While the web server documented is fast and simple, it hasn’t been updated in ages and is missing some configuration options you will probably want. I found the Static Web Server that is written in Rust to be fast and simple, but additionally is being actively developed and contains more configuration features you will probably need. My example config is shown below.

[general]

port = 8080
root = "/app/src/dist"
page-fallback = "/app/src/dist/index.html"

log-level = "info"

cache-control-headers = false

[advanced]

[[advanced.headers]]
source = "**/*.html"
[advanced.headers.headers]
Cache-Control = "public, max-age=1800"

[[advanced.headers]]
source = "**/"
[advanced.headers.headers]
Cache-Control = "public, max-age=1800"

[[advanced.headers]]
source = "**/*.{jpg,jpeg,png,ico,gif,woff2,js,webmanifest,xml,css}"
[advanced.headers.headers]
Cache-Control = "public, max-age=86400"

The first thing you’ll notice is the page-fallback setting. This setting is useful if you’re building a Single Page Application (SPA) with URL routes. While the goStatic server can also do this by serving a 404 page, this is incorrect because the browser receives a 404 status code which some browsers interpret as an error thus disrupting what is presented back to the user. Static Web Server properly handles the fallback and presents a 200 status code.

HTTP Headers

Next you’ll notice you can control the HTTP headers with Static Web Server which you can not do so well with goStatic. In my example this allows me to set cache headers for my HTML routes to a shorter time since they are not unique per version deploy. For all other files which have unique compiled names by my bundler I set higher cache times so my server can cut down on bandwidth.

Build Process

The Fly example also does not show an example build process so I built out an example build process below. If you have a static frontend with some kind of compilation step, you probably want Fly.io to run the build for you, so that you have better repeatable builds. Below is an example Dockerfile I use on one of my projects.

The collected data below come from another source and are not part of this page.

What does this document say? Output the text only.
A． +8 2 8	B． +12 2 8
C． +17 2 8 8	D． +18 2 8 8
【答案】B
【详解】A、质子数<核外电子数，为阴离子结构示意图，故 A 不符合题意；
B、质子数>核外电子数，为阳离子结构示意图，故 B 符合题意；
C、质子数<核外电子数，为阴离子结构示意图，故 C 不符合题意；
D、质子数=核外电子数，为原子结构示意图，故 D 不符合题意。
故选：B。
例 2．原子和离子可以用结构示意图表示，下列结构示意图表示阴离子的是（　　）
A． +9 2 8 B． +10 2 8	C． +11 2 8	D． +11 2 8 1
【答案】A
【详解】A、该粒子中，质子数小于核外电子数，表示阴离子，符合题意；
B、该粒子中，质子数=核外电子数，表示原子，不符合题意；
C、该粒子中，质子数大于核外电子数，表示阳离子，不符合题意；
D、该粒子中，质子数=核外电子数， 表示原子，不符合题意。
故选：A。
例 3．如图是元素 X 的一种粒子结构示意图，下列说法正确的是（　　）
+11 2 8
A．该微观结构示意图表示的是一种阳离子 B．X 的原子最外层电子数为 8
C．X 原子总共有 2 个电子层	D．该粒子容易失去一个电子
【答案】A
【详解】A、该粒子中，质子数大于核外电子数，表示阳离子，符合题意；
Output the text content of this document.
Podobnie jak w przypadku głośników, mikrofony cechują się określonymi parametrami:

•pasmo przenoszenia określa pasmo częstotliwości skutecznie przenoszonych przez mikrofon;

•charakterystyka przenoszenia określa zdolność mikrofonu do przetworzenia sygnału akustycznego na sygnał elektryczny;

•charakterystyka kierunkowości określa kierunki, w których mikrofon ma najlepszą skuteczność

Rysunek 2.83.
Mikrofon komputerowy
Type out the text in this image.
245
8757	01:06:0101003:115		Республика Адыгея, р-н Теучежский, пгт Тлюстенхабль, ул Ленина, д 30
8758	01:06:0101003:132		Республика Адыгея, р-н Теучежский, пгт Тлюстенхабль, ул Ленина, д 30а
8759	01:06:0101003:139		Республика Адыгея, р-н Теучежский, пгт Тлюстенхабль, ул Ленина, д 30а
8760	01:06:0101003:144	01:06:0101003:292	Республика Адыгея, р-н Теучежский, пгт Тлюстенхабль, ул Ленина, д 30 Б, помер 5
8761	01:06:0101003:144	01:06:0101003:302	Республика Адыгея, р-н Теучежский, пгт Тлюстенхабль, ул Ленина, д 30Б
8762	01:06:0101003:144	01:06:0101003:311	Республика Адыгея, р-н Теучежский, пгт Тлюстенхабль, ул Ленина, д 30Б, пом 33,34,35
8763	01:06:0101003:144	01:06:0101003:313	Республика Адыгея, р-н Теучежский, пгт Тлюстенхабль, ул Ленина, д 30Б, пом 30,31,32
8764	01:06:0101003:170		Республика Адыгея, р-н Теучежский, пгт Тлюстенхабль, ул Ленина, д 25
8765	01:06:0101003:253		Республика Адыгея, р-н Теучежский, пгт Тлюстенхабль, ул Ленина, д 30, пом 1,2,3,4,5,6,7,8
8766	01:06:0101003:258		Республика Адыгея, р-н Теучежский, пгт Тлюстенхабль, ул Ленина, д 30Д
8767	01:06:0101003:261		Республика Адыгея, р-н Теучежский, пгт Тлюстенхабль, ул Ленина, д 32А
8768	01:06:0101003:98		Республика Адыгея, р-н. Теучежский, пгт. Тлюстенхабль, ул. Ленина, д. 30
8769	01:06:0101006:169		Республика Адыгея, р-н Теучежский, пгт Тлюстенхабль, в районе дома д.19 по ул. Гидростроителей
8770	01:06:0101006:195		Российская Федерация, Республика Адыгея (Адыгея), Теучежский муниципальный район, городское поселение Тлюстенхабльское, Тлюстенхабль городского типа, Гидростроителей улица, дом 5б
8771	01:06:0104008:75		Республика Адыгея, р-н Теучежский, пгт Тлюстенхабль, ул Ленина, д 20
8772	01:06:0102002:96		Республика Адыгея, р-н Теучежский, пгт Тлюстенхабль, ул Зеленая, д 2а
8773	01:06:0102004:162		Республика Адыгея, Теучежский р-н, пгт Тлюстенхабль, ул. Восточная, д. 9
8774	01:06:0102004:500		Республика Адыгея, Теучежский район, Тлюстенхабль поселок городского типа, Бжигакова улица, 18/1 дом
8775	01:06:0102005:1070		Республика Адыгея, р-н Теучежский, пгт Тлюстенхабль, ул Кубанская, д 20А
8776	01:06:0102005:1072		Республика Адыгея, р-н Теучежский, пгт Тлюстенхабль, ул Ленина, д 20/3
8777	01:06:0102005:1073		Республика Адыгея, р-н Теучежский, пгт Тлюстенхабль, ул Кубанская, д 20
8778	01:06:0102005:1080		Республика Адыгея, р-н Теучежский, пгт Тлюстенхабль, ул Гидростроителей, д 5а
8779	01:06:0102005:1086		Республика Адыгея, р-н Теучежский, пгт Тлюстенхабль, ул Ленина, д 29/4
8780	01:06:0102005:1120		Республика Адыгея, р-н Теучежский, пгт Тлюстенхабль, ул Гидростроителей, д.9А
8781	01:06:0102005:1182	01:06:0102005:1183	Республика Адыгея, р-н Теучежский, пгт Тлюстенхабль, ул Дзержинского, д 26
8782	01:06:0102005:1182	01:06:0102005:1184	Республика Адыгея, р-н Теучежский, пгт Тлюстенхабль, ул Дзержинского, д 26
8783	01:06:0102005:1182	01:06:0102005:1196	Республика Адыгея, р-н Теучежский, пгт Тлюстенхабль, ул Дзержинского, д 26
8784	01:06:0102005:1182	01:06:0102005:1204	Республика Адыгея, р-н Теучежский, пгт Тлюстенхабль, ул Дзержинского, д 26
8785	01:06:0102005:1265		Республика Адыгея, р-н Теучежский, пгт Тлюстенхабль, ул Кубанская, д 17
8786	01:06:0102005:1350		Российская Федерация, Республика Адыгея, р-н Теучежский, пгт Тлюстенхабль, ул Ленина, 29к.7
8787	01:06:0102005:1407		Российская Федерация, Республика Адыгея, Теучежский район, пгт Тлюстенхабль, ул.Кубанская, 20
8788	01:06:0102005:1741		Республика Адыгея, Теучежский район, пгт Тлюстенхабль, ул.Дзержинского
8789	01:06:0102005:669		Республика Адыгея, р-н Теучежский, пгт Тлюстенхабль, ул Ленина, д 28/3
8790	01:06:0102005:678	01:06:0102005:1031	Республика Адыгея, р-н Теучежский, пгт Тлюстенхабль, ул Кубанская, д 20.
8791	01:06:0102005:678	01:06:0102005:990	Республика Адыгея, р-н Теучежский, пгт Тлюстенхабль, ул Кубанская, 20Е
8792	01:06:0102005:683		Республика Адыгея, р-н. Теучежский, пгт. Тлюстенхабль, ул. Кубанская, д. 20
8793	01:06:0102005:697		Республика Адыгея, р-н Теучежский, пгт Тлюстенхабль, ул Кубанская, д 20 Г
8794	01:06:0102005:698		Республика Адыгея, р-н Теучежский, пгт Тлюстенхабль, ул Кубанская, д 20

FROM docker.io/bitnami/minideb:bookworm

USER root
ARG VERSION

RUN mkdir -p /app
WORKDIR /app

RUN install_packages bash curl ca-certificates && \
    curl -fsSL https://deb.nodesource.com/setup_20.x | bash - && install_packages nodejs

COPY . /app
COPY bin/static-web-server /usr/bin
ENV VERSION=$VERSION
RUN sed -i -e "s/dev/$VERSION/g" src/version.js
RUN npm install
RUN npm run build

CMD static-web-server --config-file /app/config.toml

A couple things to note in this build:

  1. I like using the minideb container to start from since it is a compact Debian distro that allows you to easily install Linux packages you might need. In this case we install Node 20 LTS.
  2. When running the build, you must supply a version build arg like: fly deploy --build-arg VERSION=v1.0.1. You could skip this but I wanted to include a version number in my frontend build. This method of using a search and replace with sed works best with Vite I found instead of using ENVs.
  3. You can see this build process is pretty standard otherwise with npm install and npm run build. So you can adapt those commands to whatever bundler you are using.

Summing It Up

By switching your static file server and adding a build pipeline on Fly.io you can improve your frontend deployment process and support extra features you might need.